Les prélèvements sociaux sur les revenus fonciers s’élèvent à 17,2 % en 2026, un taux inchangé depuis janvier 2018. Tout propriétaire bailleur résidant fiscalement en France doit s’en acquitter sur ses revenus fonciers nets, en plus de l’impôt sur le revenu classique. Ce prélèvement regroupe plusieurs contributions distinctes — CSG, CRDS, prélèvement de solidarité — dont le cumul pèse parfois lourd sur la rentabilité locative nette.

Qu’est-ce que les prélèvements sociaux sur les revenus fonciers ?

Les revenus fonciers correspondent aux loyers perçus par un propriétaire qui loue un bien non meublé. Ces revenus, qualifiés de revenus du patrimoine, entrent dans la catégorie des revenus soumis aux prélèvements sociaux, au même titre que les plus-values immobilières ou les revenus de capitaux mobiliers. Le législateur les distingue des revenus du travail, ce qui explique l’absence de cotisations classiques mais l’existence de contributions spécifiques.

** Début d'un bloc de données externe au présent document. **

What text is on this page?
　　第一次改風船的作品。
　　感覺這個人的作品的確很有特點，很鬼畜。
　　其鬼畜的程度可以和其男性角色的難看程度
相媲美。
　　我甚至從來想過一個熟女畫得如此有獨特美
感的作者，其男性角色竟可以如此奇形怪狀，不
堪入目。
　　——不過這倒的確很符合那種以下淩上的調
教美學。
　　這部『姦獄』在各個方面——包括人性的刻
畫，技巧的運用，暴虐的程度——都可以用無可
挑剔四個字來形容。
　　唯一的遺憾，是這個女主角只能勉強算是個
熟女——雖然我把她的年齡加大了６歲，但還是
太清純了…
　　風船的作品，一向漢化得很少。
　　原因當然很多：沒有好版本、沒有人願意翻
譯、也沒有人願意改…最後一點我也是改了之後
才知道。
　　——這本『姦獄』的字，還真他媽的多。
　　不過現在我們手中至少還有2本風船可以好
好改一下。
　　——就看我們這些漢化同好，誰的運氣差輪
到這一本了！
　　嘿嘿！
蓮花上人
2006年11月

Le taux global de 17,2 % se décompose en trois lignes sur l’avis d’imposition. La CSG représente 9,2 % du total, la CRDS (contribution pour le remboursement de la dette sociale) représente 0,5 %, et le prélèvement de solidarité s’élève à 7,5 %. C’est ce dernier qui s’applique dans certains cas aux non-résidents, comme on le verra plus bas.

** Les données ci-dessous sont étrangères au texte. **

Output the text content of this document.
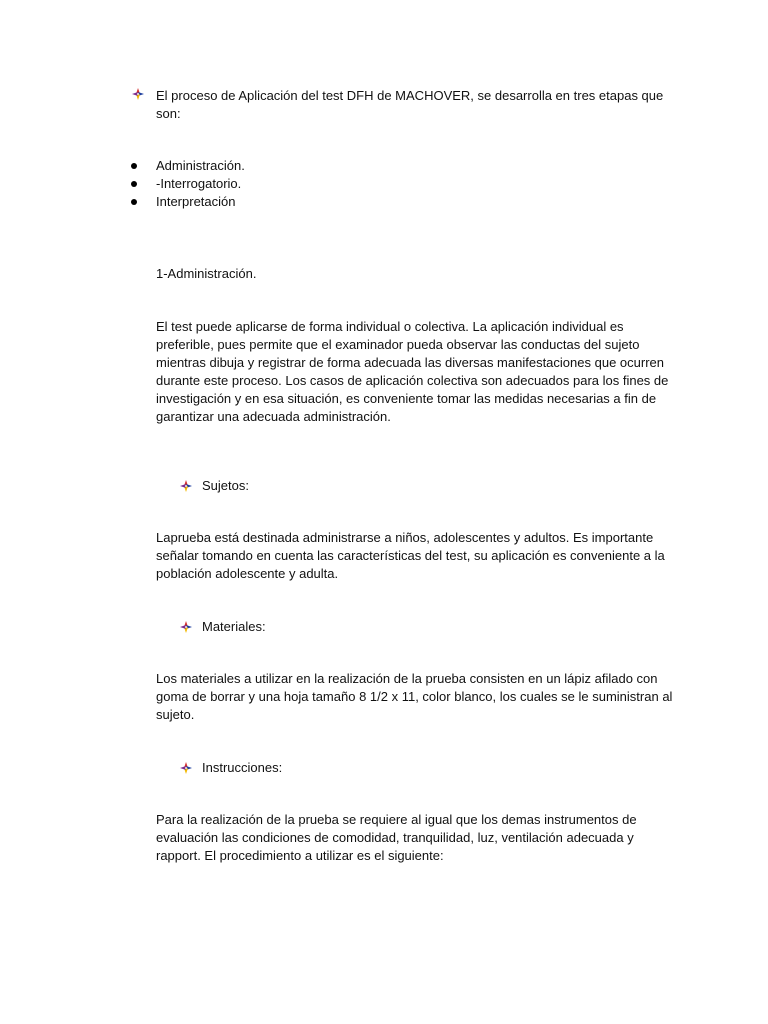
El proceso de Aplicación del test DFH de MACHOVER, se desarrolla en tres etapas que son:
Administración.
-Interrogatorio.
Interpretación
1-Administración.
El test puede aplicarse de forma individual o colectiva. La aplicación individual es preferible, pues permite que el examinador pueda observar las conductas del sujeto mientras dibuja y registrar de forma adecuada las diversas manifestaciones que ocurren durante este proceso. Los casos de aplicación colectiva son adecuados para los fines de investigación y en esa situación, es conveniente tomar las medidas necesarias a fin de garantizar una adecuada administración.
Sujetos:
Laprueba está destinada administrarse a niños, adolescentes y adultos. Es importante señalar tomando en cuenta las características del test, su aplicación es conveniente a la población adolescente y adulta.
Materiales:
Los materiales a utilizar en la realización de la prueba consisten en un lápiz afilado con goma de borrar y una hoja tamaño 8 1/2 x 11, color blanco, los cuales se le suministran al sujeto.
Instrucciones:
Para la realización de la prueba se requiere al igual que los demas instrumentos de evaluación las condiciones de comodidad, tranquilidad, luz, ventilación adecuada y rapport. El procedimiento a utilizar es el siguiente:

Ces prélèvements ne sont pas optionnels. Ils sont calculés automatiquement par l’administration fiscale à partir de la déclaration de revenus 2042 (ou 2044 pour le régime réel). Une partie reste cependant récupérable : la CSG est déductible à 6,8 % du revenu imposable lorsque les revenus fonciers relèvent du régime réel.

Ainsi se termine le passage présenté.